Jaksa Agung Sanitiar Burhanuddin menegaskan bahwa pihaknya tidak main-main dalam menangani kasus ini. Bahkan, ada kemungkinan hukuman berat, termasuk pidana mati, bagi pelaku yang terbukti melakukan korupsi dalam skala besar.
“Penyelidikan terus berjalan, dan jika ditemukan bahwa perbuatan para tersangka merugikan negara dalam kondisi tertentu, seperti saat pandemi Covid-19, maka ancaman hukuman mati bisa diberlakukan,” ujar Jaksa Agung dalam konferensi persnya.
Hal ini sesuai dengan Pasal 2 ayat (2) Undang-Undang Nomor 31 Tahun 1999 tentang Pemberantasan Tindak Pidana Korupsi, yang menyebutkan bahwa pelaku korupsi yang dilakukan dalam keadaan tertentu bisa dijatuhi pidana mati.
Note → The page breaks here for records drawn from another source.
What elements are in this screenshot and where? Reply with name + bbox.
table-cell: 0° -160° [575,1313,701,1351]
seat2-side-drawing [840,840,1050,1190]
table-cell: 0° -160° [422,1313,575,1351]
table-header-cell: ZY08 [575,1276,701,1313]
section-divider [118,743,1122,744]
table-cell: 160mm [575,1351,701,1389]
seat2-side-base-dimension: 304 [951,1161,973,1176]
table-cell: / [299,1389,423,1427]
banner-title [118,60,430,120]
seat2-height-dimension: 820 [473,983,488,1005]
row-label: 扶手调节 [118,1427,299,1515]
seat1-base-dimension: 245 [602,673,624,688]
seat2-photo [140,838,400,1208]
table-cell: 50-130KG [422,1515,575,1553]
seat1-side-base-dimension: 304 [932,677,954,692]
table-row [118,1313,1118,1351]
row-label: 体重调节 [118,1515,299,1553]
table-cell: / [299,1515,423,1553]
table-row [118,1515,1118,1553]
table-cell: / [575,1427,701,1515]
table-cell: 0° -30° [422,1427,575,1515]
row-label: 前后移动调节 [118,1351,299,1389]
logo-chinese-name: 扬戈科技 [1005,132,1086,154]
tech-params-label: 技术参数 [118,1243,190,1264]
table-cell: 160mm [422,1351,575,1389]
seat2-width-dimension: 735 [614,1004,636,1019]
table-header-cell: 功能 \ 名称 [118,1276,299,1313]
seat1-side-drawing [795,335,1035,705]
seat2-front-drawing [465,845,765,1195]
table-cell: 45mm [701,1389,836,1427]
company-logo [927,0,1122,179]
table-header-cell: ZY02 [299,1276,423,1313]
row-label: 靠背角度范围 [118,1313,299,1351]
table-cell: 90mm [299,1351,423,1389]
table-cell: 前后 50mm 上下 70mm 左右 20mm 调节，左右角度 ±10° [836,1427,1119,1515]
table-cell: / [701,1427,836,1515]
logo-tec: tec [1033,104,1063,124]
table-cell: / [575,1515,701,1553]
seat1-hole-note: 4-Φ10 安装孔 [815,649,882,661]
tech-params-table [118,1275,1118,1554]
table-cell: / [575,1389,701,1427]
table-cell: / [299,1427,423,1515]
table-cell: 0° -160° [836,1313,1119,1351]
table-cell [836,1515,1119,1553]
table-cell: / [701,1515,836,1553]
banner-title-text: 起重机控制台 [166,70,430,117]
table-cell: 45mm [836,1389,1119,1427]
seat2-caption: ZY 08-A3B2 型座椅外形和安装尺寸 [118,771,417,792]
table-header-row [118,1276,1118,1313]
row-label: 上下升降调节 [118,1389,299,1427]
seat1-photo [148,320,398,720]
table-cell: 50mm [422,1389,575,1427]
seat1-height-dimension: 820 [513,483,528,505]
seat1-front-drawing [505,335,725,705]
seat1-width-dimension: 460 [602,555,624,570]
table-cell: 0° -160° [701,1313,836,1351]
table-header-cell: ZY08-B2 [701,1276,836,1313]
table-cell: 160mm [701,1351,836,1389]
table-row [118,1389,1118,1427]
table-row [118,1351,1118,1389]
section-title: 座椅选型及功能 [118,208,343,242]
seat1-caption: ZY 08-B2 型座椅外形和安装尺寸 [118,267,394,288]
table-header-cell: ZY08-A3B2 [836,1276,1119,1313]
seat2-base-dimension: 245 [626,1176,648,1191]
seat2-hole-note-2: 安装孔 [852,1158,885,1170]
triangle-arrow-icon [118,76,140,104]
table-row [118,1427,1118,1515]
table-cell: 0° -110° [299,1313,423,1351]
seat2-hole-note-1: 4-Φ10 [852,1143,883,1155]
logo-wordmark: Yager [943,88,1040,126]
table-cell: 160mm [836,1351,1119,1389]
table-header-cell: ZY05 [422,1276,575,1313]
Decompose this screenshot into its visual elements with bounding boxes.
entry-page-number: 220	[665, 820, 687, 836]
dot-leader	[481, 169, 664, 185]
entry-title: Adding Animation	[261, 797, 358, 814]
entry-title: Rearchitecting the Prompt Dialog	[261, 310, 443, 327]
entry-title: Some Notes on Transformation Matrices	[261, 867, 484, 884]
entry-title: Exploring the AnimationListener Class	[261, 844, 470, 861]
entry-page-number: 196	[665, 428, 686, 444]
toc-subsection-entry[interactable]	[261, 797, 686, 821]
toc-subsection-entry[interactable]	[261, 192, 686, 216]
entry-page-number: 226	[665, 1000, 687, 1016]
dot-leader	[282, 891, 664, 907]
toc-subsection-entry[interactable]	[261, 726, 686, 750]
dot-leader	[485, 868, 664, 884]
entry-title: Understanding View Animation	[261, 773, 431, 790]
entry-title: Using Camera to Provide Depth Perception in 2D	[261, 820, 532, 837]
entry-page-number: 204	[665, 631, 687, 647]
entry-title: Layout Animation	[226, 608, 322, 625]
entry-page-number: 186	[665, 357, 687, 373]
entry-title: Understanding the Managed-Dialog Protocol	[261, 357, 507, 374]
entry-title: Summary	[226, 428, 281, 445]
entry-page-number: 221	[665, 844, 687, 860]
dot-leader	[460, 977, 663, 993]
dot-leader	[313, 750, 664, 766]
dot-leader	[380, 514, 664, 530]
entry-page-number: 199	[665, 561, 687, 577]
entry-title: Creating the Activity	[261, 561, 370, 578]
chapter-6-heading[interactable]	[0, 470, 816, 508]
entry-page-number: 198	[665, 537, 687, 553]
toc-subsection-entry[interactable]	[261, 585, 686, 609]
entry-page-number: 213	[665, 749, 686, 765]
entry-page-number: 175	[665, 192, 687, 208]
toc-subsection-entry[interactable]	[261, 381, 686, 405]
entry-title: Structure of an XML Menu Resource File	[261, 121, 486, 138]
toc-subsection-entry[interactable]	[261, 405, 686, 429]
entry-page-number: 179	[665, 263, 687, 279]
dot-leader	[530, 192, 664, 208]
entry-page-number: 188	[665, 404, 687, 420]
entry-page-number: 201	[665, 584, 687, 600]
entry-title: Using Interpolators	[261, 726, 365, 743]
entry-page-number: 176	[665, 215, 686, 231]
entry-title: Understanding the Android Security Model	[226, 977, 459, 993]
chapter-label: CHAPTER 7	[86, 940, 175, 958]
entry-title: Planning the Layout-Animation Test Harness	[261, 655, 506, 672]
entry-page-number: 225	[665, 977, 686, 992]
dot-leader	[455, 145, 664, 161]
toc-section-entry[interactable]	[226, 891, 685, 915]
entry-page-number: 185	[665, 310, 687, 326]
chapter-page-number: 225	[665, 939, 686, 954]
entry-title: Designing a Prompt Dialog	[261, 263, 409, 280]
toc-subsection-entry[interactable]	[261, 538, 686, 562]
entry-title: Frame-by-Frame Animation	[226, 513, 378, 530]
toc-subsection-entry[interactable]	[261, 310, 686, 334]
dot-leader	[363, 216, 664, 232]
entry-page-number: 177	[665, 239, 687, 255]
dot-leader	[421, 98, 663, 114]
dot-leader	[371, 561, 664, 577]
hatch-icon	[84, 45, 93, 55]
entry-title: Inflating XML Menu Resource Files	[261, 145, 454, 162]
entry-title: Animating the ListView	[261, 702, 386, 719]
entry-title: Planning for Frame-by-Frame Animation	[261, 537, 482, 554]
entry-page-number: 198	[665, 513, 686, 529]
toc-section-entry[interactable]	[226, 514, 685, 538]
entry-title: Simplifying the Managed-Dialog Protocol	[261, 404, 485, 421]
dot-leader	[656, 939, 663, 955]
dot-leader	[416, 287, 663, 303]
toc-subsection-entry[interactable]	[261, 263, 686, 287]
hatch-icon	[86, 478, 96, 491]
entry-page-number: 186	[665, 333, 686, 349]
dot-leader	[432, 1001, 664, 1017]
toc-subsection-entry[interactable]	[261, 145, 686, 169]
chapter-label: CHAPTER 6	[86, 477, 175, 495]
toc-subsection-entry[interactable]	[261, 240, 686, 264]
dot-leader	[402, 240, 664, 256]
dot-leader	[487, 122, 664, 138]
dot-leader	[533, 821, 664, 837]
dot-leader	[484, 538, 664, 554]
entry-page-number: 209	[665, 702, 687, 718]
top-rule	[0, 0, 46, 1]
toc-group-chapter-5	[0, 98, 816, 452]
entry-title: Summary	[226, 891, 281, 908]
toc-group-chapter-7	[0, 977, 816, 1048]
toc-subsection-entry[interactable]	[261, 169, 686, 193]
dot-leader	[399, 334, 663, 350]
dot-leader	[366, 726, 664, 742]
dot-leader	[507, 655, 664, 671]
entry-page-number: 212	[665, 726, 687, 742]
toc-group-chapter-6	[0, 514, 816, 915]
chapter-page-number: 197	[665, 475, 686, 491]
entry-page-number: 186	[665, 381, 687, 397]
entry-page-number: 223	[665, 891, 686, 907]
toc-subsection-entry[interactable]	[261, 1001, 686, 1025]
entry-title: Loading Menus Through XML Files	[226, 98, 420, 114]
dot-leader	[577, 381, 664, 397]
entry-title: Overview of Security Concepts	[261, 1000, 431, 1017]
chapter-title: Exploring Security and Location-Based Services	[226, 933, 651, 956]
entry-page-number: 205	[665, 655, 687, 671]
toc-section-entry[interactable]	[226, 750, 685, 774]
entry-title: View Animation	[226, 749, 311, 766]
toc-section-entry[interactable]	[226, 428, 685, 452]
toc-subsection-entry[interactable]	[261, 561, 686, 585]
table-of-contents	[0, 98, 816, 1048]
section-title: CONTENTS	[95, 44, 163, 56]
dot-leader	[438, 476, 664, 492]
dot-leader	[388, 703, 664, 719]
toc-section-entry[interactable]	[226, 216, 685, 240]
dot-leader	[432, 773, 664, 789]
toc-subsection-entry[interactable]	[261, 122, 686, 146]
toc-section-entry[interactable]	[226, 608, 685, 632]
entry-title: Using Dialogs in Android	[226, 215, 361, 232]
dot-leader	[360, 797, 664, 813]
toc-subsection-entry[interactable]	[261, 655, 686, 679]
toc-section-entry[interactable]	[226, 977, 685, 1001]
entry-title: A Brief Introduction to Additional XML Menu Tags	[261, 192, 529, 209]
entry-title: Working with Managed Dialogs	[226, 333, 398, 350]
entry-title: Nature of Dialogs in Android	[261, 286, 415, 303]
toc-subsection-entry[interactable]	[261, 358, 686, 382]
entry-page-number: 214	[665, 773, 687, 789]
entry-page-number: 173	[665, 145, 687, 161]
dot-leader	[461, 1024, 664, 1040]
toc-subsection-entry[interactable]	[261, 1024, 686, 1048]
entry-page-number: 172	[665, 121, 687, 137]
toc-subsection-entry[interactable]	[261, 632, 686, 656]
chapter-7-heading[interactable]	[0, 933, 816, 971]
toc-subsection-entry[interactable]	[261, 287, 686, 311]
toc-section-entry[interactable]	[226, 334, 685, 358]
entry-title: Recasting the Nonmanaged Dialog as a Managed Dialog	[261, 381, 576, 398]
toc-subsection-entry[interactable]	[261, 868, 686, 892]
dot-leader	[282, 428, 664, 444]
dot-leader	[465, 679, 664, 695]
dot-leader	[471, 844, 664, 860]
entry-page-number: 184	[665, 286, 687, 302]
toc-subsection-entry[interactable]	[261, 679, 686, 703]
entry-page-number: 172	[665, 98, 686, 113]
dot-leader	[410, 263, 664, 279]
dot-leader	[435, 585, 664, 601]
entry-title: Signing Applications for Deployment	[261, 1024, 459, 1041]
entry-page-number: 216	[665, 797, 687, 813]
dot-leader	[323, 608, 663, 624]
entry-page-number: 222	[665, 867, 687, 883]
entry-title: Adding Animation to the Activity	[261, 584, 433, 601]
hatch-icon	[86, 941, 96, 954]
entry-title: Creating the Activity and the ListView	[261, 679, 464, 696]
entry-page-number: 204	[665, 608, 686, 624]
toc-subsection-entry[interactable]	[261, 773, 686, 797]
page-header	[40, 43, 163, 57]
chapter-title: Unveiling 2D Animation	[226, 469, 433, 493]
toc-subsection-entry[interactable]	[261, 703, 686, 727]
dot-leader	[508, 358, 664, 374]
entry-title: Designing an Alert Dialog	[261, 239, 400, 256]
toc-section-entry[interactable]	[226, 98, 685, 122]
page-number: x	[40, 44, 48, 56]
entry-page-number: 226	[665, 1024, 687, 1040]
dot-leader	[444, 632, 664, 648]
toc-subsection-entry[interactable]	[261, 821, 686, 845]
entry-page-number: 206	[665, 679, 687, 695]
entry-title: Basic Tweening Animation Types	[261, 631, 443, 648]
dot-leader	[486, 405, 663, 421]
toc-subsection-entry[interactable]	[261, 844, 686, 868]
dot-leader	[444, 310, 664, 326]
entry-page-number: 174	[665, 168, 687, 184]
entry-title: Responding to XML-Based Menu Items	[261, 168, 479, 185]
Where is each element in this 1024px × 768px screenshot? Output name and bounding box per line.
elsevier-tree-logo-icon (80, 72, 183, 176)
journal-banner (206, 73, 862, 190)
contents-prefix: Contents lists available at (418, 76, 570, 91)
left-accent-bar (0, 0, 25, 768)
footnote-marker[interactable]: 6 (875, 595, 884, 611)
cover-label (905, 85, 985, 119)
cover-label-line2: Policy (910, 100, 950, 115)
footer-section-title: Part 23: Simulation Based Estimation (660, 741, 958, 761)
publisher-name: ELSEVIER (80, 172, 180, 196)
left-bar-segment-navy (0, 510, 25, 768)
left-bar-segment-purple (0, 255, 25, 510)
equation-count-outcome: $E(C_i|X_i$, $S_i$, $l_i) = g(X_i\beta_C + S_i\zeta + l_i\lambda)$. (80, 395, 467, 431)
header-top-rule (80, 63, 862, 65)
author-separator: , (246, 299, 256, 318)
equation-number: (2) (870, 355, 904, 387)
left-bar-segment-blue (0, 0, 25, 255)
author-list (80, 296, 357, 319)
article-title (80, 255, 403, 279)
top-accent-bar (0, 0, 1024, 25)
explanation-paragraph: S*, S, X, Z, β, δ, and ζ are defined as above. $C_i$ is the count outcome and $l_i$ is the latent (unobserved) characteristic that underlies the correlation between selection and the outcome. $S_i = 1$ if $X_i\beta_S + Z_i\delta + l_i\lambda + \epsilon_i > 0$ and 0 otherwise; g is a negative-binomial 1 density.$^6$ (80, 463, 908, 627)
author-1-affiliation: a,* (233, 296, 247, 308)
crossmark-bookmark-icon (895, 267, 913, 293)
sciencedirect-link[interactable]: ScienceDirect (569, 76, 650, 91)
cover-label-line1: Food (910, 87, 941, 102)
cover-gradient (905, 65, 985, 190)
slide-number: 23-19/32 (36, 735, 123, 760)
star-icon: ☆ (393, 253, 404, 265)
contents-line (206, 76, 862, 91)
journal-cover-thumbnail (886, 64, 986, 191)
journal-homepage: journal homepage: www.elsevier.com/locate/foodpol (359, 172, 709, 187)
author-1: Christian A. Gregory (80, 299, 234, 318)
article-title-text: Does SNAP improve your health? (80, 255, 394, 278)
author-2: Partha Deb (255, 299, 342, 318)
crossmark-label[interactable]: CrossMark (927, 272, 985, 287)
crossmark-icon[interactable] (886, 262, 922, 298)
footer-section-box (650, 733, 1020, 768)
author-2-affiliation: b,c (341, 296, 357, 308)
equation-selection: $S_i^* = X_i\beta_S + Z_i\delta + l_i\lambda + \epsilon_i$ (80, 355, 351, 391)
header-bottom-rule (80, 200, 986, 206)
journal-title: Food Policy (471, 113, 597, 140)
Profil Muhammad Kerry Adrianto Riza dan Riza Chalid
Muhammad Kerry Adrianto Riza selama ini dikenal sebagai komisaris di beberapa perusahaan yang bergerak di bidang penyimpanan bahan bakar minyak. Namanya kurang dikenal publik sebelum kasus ini mencuat, namun sejak penetapan status tersangka, perannya dalam berbagai perusahaan kini menjadi sorotan utama.
Sementara itu, ayahnya, Muhammad Riza Chalid, adalah sosok pengusaha minyak yang sudah lama dikenal di Indonesia. Ia pernah disebut-sebut dalam rekaman kasus “Papa Minta Saham” yang melibatkan Ketua DPR Setya Novanto pada 2015 lalu. Meskipun sering dikaitkan dengan berbagai isu kontroversial, Riza Chalid tetap eksis sebagai pebisnis yang berpengaruh di sektor migas.
Kini, namanya kembali menjadi perbincangan karena dugaan keterlibatannya dalam skandal korupsi minyak mentah Pertamina yang sedang diusut Kejagung.
Kasus dugaan korupsi minyak mentah Pertamina ini menjadi salah satu kasus terbesar dalam sejarah Indonesia, dengan potensi kerugian negara mencapai ratusan triliun rupiah. Sejauh ini, Kejagung telah menetapkan tujuh tersangka, termasuk Muhammad Kerry Adrianto Riza, anak dari Riza Chalid.
Dengan penggeledahan rumah dan kantor Riza Chalid, tekanan semakin besar bagi Kejagung untuk segera mengambil langkah tegas terhadap sang pengusaha minyak tersebut.
Publik kini menunggu apakah Kejagung benar-benar akan bertindak tanpa pandang bulu atau justru berhenti di tengah jalan. Jika bukti-bukti mengarah kepada Riza Chalid, maka penetapan tersangka baginya menjadi sebuah keharusan demi keadilan dan transparansi dalam penegakan hukum di Indonesia.